Mallory volvió a mirar por la ventana, y luego movió la cabeza aprobando con imperceptible satisfacción. Jensen no hubiera podido elegir un equipo mejor aunque hubiera peinado todo el Mediterráneo. De pronto, se le ocurrió pensar que era eso precisamente lo que Jensen había hecho. Hacía casi un mes que Miller y Brown habían sido llamados a Alejandría. Y casi otro tanto que el relevo de Stevens había llegado a Malta a bordo de su crucero. Y si su máquina carga-baterías no se hubiera caído por aquel barranco en las Montañas Blancas, y el acosado correo del puesto de escucha más cercano no hubiera tardado una semana en recorrer cincuenta millas de montañas nevadas y patrulladas por el enemigo y otros cinco días para encontrarles, él y Andrea hubieran estado en Alejandría casi una quincena antes. La alta opinión que Mallory tenía ya de Jensen subió una muesca más. Hombre de gran perspicacia, y que proyectaba de modo perspicaz, era evidente que Jensen había tenido su plan dispuesto incluso antes del primero de los dos fracasados aterrizajes de paracaidistas en Navarone.

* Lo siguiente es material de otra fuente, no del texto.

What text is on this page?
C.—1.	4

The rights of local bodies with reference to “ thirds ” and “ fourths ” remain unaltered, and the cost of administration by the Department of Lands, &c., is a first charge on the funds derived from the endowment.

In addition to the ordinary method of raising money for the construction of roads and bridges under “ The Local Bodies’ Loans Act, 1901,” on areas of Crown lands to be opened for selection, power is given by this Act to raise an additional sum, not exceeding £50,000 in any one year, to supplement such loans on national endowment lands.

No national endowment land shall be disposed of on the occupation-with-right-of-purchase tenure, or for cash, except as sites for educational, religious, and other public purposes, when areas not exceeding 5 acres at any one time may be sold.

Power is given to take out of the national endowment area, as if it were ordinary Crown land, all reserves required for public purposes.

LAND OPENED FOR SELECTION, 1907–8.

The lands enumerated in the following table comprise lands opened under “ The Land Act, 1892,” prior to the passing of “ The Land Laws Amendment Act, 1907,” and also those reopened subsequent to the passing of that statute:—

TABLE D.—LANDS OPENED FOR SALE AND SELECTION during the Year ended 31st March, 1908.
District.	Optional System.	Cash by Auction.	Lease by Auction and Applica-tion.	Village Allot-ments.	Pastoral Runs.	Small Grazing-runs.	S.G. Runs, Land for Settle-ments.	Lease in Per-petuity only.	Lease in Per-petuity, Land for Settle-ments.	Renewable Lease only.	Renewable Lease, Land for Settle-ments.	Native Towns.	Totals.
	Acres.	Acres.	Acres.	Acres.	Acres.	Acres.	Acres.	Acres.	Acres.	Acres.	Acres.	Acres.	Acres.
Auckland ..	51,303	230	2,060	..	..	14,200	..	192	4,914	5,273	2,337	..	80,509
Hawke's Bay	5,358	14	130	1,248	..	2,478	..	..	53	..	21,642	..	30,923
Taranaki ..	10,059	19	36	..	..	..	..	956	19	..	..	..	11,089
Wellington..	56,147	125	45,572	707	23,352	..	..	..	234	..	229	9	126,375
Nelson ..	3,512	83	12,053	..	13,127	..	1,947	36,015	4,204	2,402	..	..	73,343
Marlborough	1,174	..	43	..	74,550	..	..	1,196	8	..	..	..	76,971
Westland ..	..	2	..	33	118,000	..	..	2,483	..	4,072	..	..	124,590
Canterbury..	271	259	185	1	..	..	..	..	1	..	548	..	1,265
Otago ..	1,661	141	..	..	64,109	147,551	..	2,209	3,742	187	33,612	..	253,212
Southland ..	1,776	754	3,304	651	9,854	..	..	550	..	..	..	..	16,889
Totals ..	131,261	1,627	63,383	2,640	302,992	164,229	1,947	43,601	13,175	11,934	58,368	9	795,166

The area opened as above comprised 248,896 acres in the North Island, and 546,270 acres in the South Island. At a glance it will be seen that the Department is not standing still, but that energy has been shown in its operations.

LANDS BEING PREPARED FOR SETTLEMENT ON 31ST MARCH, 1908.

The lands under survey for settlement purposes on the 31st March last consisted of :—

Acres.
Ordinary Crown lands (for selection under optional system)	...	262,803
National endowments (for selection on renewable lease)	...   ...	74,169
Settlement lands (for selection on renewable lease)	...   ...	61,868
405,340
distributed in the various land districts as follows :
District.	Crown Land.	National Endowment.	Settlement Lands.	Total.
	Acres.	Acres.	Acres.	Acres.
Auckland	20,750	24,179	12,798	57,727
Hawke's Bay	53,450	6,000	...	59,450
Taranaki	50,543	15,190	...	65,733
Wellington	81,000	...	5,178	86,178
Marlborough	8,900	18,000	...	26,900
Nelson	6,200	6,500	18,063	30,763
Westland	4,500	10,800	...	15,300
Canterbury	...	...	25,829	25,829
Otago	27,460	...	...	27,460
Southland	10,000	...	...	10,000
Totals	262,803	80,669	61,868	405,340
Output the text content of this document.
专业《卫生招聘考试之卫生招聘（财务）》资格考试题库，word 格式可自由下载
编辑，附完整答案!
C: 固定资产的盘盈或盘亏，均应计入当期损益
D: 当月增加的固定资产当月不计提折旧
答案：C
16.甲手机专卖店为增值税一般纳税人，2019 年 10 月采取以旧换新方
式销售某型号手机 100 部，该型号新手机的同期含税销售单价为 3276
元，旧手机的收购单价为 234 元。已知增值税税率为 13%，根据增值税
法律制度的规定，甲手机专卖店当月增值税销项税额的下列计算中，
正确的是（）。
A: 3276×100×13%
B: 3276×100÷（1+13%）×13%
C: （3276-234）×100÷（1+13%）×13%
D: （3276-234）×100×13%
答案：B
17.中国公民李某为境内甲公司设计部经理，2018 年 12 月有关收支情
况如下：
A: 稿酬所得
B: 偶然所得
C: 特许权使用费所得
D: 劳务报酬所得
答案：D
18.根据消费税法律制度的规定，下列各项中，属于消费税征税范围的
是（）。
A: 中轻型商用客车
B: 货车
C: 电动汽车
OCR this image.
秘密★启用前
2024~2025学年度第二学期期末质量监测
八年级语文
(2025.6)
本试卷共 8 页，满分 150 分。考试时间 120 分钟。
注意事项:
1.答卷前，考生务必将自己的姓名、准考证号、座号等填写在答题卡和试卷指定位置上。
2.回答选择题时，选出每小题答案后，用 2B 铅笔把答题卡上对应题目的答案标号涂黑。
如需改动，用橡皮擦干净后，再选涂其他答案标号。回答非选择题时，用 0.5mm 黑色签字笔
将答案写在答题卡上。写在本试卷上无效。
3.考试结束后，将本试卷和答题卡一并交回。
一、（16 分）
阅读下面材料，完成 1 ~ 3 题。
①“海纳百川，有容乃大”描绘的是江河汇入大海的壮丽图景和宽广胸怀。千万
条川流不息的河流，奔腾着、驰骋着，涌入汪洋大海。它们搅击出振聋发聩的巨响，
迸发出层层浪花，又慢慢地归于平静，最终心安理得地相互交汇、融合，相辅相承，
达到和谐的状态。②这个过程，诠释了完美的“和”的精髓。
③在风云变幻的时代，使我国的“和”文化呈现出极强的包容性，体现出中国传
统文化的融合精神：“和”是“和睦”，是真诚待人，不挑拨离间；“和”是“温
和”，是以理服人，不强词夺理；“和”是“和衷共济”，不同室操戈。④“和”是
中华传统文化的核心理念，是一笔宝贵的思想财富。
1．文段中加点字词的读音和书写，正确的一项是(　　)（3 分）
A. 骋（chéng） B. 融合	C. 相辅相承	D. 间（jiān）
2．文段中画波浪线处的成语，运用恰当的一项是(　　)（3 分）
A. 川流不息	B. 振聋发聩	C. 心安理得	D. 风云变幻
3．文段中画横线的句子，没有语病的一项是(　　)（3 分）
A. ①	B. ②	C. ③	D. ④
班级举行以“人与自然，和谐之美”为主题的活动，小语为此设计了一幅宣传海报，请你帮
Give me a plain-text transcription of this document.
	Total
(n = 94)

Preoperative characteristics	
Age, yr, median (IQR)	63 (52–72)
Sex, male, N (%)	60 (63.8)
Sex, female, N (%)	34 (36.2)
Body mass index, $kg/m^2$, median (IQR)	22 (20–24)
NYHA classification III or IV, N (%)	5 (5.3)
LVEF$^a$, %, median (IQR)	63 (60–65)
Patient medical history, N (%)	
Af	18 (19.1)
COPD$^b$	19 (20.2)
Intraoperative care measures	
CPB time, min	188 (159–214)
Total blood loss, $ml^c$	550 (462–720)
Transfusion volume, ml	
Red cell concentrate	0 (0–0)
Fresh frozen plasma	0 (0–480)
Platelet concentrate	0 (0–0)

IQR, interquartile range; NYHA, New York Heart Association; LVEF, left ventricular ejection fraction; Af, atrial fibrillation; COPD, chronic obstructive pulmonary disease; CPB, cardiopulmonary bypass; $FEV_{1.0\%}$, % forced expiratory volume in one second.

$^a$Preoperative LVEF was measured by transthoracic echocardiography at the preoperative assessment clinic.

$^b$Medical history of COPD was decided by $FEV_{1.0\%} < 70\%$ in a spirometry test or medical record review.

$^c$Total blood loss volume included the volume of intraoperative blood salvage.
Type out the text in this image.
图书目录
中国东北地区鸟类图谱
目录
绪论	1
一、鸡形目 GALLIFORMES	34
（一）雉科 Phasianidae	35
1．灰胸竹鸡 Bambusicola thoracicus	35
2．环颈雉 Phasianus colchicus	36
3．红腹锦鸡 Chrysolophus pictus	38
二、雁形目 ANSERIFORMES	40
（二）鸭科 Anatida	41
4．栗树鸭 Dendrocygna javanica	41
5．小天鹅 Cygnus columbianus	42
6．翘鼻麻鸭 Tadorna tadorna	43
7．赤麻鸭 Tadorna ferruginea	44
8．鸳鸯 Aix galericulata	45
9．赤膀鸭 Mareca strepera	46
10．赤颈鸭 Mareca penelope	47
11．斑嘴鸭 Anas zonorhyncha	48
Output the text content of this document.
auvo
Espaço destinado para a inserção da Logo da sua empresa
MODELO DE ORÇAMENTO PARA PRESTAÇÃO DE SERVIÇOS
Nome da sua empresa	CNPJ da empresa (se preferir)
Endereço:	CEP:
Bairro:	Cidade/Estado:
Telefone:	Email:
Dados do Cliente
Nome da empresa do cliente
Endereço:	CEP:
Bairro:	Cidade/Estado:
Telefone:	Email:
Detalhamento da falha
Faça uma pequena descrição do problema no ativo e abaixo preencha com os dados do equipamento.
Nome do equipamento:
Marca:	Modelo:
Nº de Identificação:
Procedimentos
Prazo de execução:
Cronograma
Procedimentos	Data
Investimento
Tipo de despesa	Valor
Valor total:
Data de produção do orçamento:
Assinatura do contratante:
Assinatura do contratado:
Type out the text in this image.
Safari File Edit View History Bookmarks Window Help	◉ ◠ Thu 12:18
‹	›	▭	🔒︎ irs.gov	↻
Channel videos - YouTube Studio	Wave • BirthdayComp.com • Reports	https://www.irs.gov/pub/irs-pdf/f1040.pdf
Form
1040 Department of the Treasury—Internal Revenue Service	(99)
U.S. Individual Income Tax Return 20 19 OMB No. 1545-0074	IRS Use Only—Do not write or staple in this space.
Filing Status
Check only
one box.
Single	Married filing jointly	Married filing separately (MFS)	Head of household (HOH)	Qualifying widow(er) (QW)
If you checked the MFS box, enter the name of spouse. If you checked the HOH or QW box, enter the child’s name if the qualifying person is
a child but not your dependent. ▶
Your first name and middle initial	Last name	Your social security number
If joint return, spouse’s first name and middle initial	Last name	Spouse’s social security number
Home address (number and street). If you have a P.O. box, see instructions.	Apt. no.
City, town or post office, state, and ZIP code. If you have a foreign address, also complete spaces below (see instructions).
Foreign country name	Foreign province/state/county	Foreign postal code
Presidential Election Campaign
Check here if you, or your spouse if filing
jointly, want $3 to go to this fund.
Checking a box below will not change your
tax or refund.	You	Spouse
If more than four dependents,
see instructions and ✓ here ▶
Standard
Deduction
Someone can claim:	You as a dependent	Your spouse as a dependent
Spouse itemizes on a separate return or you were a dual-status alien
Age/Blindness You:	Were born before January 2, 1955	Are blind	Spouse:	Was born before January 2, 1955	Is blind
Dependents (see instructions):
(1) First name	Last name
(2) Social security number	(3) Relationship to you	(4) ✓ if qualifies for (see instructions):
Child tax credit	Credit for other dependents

Eran las ocho y en el avión reinaba casi la oscuridad. Mallory se levantó y se encaminó hacia la cabina de control. El capitán, con la cara envuelta en humo de tabaco, estaba tomando café. El copiloto saludó lánguidamente con la mano al verle acercarse.

—Buenas tardes —saludó Mallory, a su vez—. ¿Le importa que pase?

—Será siempre bienvenido a mi
oficina
—le aseguró el piloto—. No necesita pedir permiso.

—Temí que estuviera usted ocupado… —Mallory se detuvo y contempló de nuevo aquella escena de experta inactividad—. ¿Quién lleva este avión? —preguntó.

—George. El piloto automático. —Señaló con la taza de café hacia una caja negra y chata, cuyo borroso contorno apenas resultaba visible en la casi total oscuridad—. Un tipo trabajador, que comete muchas menos equivocaciones que el perezoso cancerbero que se supone está de guardia… ¿Desea usted algo, capitán?

—Sí. ¿Qué instrucciones tiene para esta noche?

—Tan sólo dejarles en Castelrosso cuando esté bien oscuro. —El piloto hizo una pausa y agregó con franqueza—: No lo entiendo. Un aparato de este tamaño sólo para cinco personas y unas doscientas libras de equipo. Especialmente para Castelrosso. Especialmente de noche. El último aparato que llegó aquí de noche, no hizo más que continuar bajando. Obstrucción submarina… no sé lo que fue. Dos supervivientes.

—Ya lo sé. Oí hablar de ello. Lo siento, pero yo también cumplo órdenes. En cuanto al resto, olvídelo. Y le digo en serio, olvídelo. Recuerde a su tripulación que nadie debe decir ni una sola palabra. No nos han visto nunca.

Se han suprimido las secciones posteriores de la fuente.